When people ask me “How many embryos should I transfer?”, my answer would be “It depends.” It depends on how aggressive you want to be. What do you fear more? A completely failed cycle? Or a cycle where you end up with more than twins. It also depends on what is the estimated % of success for each embryos, ie what % of cards are green? The final variable is “What actions are you prepared to take in the event of getting quadruplets or more?”

So let’s take what the news has reported regarding these octuplets. This is a woman, supposedly in her early 30’s with a history of having six children on her own. Those are fairly favorable condition. Let’s say that the embryos in question were blastocyst embryos and that we estimate (generously) that each embryo has a 60% chance of becoming a baby. If you were to transfer eight embryos that each had a 60% chance of becoming a baby, then what are your possibilities?

Chance of zero babies: 0.07%

Chance of one baby: 0.79%

Chance of twins: 4.13%

Chance of triplets: 12.39%

Chance of quadruplets: 23.22%

Chance of quintuplets: 27.87%

Chance of sextuplets (6): 20.90%

Chance of septuplets (7): 8.96%

Chance of octuplets (8): 1.68%

Just to clarify, what I have just listed are the predicted outcomes if you put in eight embryos, each with a 60% chance of “taking”. As you can see, there are a few odd things. When you put in eight, the odds of all eight taking are actually quite low at 1.68%. So when the patient’s family member said they were surprised that all eight took, that has a teeny bit of validity. However, that validity flies out the window when you realize that even though the chance of all eight taking is small, the chance of four, five, six, or seven taking is cumulatively 80.95%. So how can anyone justify putting in eight embryos when the odds of quadruplets or more is so overwhelmingly high.

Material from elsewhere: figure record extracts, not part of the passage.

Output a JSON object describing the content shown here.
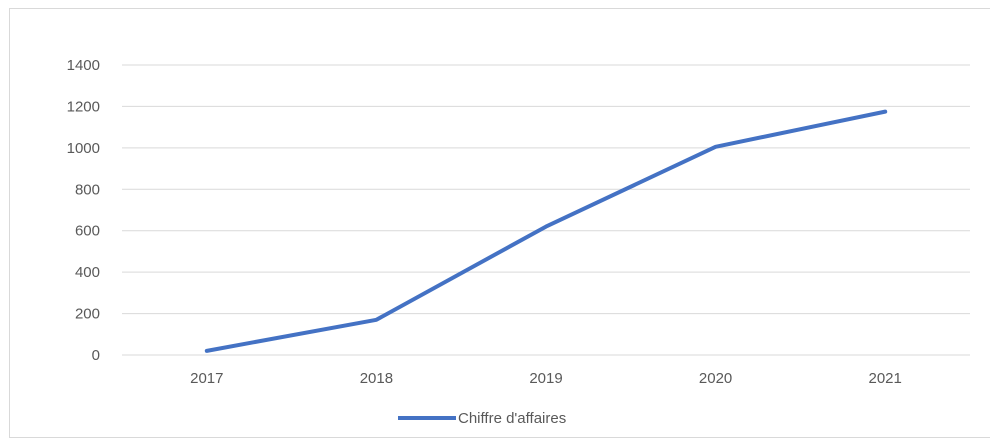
{
  "chart_data": {
    "type": "line",
    "title": "",
    "xlabel": "",
    "ylabel": "",
    "categories": [
      "2017",
      "2018",
      "2019",
      "2020",
      "2021"
    ],
    "series": [
      {
        "name": "Chiffre d'affaires",
        "values": [
          20,
          170,
          620,
          1005,
          1175
        ],
        "color": "#4472c4"
      }
    ],
    "ylim": [
      0,
      1400
    ],
    "yticks": [
      0,
      200,
      400,
      600,
      800,
      1000,
      1200,
      1400
    ],
    "grid": true,
    "legend": "bottom-center"
  }
}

We also can infer from these calculations that if this truly was IVF, then it’s quite possible that even MORE embryos than eight were transferred so that eight actually took.

OK, for the sake of argument, let’s say that whoever made the decision on transferring so many embryos felt in his heart that each embryo only had a 25% chance of implanting. Would that justify putting in so many embryos? Let’s do the calculations…

Chance of zero babies: 10.01%

Chance of one baby: 26.70%

Chance of twins: 31.15%

Chance of triplets: 20.76%

Chance of quadruplets: 8.65%

Chance of quintuplets: 2.31%

Chance of sextuplets (6): 0.38%

Chance of septuplets (7): 0.04%

Chance of octuplets (8): 1 out of 65,536!

In this case, it’s a bit more reasonable, but still very very risky given that the chance of quads is 9% and the chance of triplets 20.76%. But if this were the case, then this octuplet birth would really be a miracle in mathematical terms because it would have really defied the odds.

We don’t have all the facts and it’s well possible that the family members providing the new information were mistaken or just not telling the truth. In any case, we in the RE community are waiting a little nervously to see how this all plays out. Our fear is that the powers that be will seize this extreme case use it as an opportunity to put draconian restrictions on physicians in this field, despite the fact that the majority of us have not been careless.